07-30-2010 04:22 PM
I want to perform a FFT on a waveform that describes a Gaussian pulse in amplitude vs. time. I also want to have that pulse centered so that its maximum is at t = 0.
So far I have been using Amplitude and Phase Spectrum.vi and FFT Spectrum (Mag-Phase).vi. The problem with the former is that it only takes a 1D array of Y values, not another array for time values. The problem with FFT Spectrum (Mag-Phase).vi is that I don't know how to use the t0 component (it requires a timestamp?).
I have tried "wrapping" the pulse around, i.e. cutting the first half of the pulse and concatenating it to the end but this doesn't have the FFT I want (which would have constant phase in frequency domain).

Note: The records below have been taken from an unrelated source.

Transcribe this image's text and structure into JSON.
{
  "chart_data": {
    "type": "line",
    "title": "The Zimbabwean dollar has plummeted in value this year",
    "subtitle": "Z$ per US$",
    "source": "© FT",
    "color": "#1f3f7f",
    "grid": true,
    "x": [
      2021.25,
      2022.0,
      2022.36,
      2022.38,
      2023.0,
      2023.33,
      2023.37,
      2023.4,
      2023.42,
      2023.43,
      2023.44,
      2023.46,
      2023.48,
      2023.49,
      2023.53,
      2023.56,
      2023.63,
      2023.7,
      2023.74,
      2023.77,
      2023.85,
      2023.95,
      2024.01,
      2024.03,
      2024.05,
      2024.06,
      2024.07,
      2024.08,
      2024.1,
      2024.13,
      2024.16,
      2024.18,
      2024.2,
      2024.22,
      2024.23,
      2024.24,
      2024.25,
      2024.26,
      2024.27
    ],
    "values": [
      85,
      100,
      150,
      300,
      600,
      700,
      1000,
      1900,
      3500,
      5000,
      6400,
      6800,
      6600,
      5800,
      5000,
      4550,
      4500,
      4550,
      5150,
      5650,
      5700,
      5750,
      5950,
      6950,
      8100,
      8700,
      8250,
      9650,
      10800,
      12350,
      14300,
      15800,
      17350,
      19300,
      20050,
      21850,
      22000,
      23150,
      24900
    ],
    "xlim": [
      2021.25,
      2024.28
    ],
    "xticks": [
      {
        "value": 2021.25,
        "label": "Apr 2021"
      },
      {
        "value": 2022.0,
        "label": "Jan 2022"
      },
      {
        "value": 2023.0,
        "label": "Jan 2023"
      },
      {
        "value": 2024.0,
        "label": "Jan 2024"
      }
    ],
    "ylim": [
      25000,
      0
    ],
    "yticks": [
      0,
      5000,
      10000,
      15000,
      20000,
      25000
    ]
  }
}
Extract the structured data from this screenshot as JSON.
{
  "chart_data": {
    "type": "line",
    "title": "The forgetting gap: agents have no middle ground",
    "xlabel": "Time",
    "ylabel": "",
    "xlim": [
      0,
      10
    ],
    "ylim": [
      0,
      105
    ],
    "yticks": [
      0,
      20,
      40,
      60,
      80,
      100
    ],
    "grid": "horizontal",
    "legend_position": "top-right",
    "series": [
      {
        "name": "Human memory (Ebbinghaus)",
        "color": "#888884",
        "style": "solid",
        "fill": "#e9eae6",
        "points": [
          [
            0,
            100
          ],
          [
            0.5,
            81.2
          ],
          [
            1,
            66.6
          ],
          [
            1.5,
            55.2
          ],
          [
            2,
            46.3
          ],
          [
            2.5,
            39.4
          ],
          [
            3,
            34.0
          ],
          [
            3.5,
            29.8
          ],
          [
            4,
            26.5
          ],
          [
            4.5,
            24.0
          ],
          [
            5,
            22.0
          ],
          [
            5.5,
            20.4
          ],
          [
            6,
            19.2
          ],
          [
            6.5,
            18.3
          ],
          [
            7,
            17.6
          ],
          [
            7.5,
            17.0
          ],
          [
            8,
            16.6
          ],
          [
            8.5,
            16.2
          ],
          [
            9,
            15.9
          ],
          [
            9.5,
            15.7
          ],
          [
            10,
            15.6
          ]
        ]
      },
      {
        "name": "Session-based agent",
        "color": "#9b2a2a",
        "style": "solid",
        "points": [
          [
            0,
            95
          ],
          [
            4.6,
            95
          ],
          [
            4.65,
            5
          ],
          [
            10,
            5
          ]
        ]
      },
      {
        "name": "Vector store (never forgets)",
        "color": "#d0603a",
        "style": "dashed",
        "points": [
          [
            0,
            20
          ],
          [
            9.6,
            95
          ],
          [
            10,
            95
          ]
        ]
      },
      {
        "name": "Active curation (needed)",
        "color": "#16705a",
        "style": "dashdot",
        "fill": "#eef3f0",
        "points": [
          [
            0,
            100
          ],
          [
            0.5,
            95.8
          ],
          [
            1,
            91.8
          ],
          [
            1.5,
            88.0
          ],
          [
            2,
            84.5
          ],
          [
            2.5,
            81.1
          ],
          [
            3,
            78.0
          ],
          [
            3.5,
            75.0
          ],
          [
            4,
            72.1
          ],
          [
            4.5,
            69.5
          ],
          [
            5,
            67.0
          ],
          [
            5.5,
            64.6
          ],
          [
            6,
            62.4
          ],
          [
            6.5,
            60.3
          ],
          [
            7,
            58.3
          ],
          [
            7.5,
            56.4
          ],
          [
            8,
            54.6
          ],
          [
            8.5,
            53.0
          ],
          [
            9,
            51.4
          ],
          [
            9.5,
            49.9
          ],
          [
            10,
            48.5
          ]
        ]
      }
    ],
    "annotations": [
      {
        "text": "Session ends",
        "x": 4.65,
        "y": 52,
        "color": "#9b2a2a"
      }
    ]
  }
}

A bit about my background: I'm an undergrad volunteering in an ultrafast spectroscopy lab, so it's very possible I'm ignoring something very elementary here about FFT, which I still treat as something of a black box, so any help in that topic would be welcome.
08-02-2010 12:17 PM
Hello,
In the Amplitude and Phase Spectrum vi, the time values are accounted for by wiring the dt input of the function. This assumes that you have a constant dt between each point and the very first point is treated as t=0. The other function behaves similarly except that you are using a waveform. A waveform consists of 1) Amplitude values, 2) t0 (timestamp - for you, the timestamp can just be an arbitrary constant value) 3) dt (again, this make it a constant dt between all the points) 4) Attributes. Overall, you should get similar results from either of these. In terms of your data, do they have a constant time interval between points or not?
-Zach
08-02-2010 12:58 PM
derada,
Look up the translation property of a Fourier transform. A time shift of Tp (which is what you want to do) translates to a complex phase shift of exp(-2*pi*i*Tp*f). All LV FFT functions work on arrays with indexes starting at zero, so you need to keep track of the shifts separately.
Lynn